В течение следующих нескольких секунд на экране чернота – она приковывает к себе взгляд. Почему? Неосвещенный экран заполняется невидимым вихрем; он начинает незаметно проникать в наше сознание, вовлекая в себя и наш рассудок. На поверхности мы видим всего лишь что-то похожее на царапины на пленке, блики света, но воздействие их на нас гипнотическое. Зритель физически ощущает падение в бездонный колодец – все глубже, глубже, глубже… Публика как милосердия ждет привычного слова: «Конец». Касл отказывает им в этом. Падение продолжается без конца, у этой пропасти нет дна. Мы сидим и смотрим на пустой, темный экран, не понимая, почему эта чернота приковывает нас. Эффект вихря наконец растворяется в темноте зала, отпуская растревоженную аудиторию.

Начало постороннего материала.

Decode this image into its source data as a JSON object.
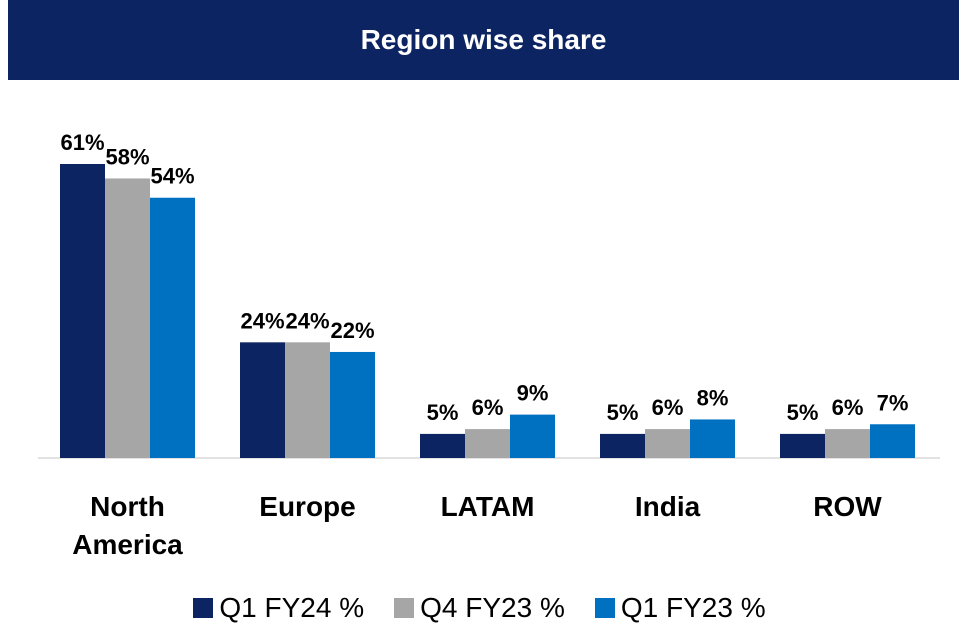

Настанет день, и ученая братия наречет финал «Теней над Синг-Сингом» черной дырой, предположив, что сила его воздействия каким-то образом связана с особенностями рассказанной истории. Продолжается концовка всего шестнадцать секунд, но эти несколько секунд показались слишком драматическими для обычной картины категории «В», урожая 1936 года. Поэтому финал без лишних разговоров был отрезан и сохранился только благодаря преданности Зипа Липски.
У Касла был неисчерпаемый запас всевозможных трюков. Многие из них и по сей день остались нераскрытыми, неизвестными режиссерам, пришедшим после него, – секреты мастерства гения. Но кое-что из обнаруженного мной при внимательном просмотре было достойно внимания не менее, чем любой из его нетрадиционных методов. Не раз ему удавалось добиться желаемого эффекта и без всяких замысловатых трюков. Я выделил из нескольких его фильмов сцены необыкновенной силы, будучи убежден, что в них есть какая-то скрытая хитрость. Но в конечном счете выяснилось, что там нет ничего, кроме освещения, работы с камерой, монтажа – основных элементов киномастерства, известных каждому режиссеру. Касл, делая кино на жалкие гроши и по бездарным сценариям, мог снимать лучше других, хотя и не всегда – от случая к случаю, когда сроки не поджимали, когда можно было выклянчить у администрации несколько дополнительных долларов. Если же ресурсы были на исходе и Касл не мог больше выжать ничего ни из актеров, ни из сценария, то он знал, как умелым монтажом сгладить слабые места или сделать их незаметными с помощью неожиданных и отвлекающих ходов.
Но многие его фильмы такого рода ждала та же судьба, что и фильмы со скрытым материалом. Руководство студий находило ленты Касла тревожными и безжалостно пользовалось ножницами. Например, в конце «Дома крови» вампира перед самым рассветом находят в гробу. Преследователи приставляют кол к его груди и уже готовы пронзить ее. До этого момента события развиваются по голливудским клише, и все вот-вот должно разрешиться обычной для фильмов про Дракулу концовкой. Но в оригинальном варианте, сохранившемся у Зипа Липски, глаза графа вдруг открываются и он выпрастывает руку, но не для того, чтобы защитить себя, нет, он гладит кол и устанавливает его точно над своим сердцем. Он нетерпеливо торопит удар, который покончит с его жутким существованием. А когда кол проникает в него, граф издает глубокий благодарный вздох. Нет, вздохом это назвать нельзя. Это счастливое последнее издыхание, выдох, задержанный на несколько веков и наконец вырвавшийся на свободу. Орсон, хотя на экране его и не видно, мог гордиться содеянным. Этот единственный стон-стенание-рев, возможно, был одним из высших его артистических достижений.
Однако студия сочла такой финал абсолютно неприемлемым, и он был заменен привычной борьбой; граф отбивается от преследователей, а с наступлением дня, крича и извиваясь, быстро разлагается. Затем неестественный наплыв и масса обычного кинотумана. Вампир истлевает на заднем плане, а в кадр входят герой и героиня, обнимаются и целуются. Очевидно, что эта сцена являла собой поспешную доделку, была слеплена на скорую руку и плохо поставлена.